I’m prepping for my trip to New York City next week and I just confirmed that I’m being given a spot in a comedy showcase in the East Village!
Like everything else, it pays to network in life. I connected with a local comedian here in South Florida who introduced me to a comic in NYC that’s originally from Florida. He now runs a room in NYC. I reached out to him on Facebook and introduced myself. After some back and forth and the viewing of my latest Improv performance video, he’s giving me a spot!
If you’re in the area and are in the mood to laugh, check me out Tuesday night, August 12th, at Bar None.
Well, it’s official. I’ve earned my first dollar from comedy. Actually, I earned my first dollar plus twenty more. I had my first ever paid gig and walked away with $21 for 12 minutes of my time. That’s $1.75 a minute. That’s $105 an hour. If this was a full-time job, I’d be making $218,400 a year. But, I only got 12 minutes.
So, I guess you could say that the money’s good in comedy, it’s just the hours that suck.
I’m exhausted from last night’s fun, but I need to get up tonight because tomorrow’s the Improv. Gotta bring my ‘A’ game for that. American Rock Bar is the perfect room to work out the kinks and get a good laugh.
I feel calm. Not all the time, mind you, but more and more as I get on stage. I understand that there’s a natural progression and that the more you do something, the more comfortable you feel about it. But, I wasn’t expecting this.

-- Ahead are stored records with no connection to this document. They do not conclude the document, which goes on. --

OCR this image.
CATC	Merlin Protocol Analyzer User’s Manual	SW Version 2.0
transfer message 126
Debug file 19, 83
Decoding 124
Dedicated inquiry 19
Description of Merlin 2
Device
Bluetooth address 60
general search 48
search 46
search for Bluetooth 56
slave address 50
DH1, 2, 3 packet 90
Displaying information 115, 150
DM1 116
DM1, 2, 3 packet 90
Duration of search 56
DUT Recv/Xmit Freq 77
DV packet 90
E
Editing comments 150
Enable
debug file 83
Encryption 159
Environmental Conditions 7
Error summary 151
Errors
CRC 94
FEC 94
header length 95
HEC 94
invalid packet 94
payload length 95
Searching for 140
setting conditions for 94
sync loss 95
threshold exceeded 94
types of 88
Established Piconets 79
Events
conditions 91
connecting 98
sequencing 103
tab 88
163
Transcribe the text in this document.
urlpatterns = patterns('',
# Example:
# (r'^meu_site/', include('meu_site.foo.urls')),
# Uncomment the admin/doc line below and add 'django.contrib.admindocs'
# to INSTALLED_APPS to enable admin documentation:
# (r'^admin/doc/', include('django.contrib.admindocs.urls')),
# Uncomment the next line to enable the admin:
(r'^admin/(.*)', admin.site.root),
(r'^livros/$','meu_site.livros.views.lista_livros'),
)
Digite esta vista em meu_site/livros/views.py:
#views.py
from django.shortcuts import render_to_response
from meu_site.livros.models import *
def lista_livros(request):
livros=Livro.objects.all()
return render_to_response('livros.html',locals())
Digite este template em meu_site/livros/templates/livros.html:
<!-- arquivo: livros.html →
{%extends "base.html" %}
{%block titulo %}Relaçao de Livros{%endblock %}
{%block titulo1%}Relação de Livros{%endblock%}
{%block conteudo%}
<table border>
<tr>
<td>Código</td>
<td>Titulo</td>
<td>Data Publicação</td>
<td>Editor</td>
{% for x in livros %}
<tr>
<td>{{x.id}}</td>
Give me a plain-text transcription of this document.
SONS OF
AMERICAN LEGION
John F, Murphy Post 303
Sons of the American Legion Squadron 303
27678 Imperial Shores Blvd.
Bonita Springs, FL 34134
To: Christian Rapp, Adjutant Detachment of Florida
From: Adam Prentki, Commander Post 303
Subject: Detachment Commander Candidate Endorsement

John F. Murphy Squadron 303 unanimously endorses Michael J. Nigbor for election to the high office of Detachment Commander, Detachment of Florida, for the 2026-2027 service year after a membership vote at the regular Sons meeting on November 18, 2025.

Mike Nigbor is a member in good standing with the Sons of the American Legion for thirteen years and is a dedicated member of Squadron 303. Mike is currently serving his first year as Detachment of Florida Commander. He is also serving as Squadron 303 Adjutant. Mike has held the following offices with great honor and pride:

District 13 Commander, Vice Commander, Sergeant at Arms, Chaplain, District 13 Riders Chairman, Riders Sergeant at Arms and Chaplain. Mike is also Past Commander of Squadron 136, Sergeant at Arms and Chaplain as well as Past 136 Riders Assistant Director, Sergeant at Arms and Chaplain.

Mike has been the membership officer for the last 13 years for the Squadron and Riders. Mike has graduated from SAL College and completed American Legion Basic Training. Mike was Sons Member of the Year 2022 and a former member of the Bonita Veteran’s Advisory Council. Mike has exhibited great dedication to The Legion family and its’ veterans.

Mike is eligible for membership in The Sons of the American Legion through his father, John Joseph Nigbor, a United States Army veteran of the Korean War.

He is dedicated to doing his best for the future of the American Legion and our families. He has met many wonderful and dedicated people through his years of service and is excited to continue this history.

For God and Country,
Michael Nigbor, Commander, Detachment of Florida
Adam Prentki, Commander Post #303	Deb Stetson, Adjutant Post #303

I’ve started to just come up with topics or ideas off the top of my head and run with it. I’ll give it a go on stage with nary an ounce of trepidation. If it works, great. If not, well, I’ll try it a few more times just to make sure.
I’m starting to feel like I want to take more risks. I want to get into crowd work. Add a little bit of uncertainty into the foray. Am I being over confident? Am I playing with fire? Perhaps, but playing with fire is how steel was invented. Not to say that I’m comparing my budding comedy career to steel, but maybe tin.
Next stop, aluminum.
As I sit here waiting for the show to start, saddled with strep throat and a general malaise overall, my thoughts turn to the old saying, “the show must go on.” Fuck that noise, I feel like shit.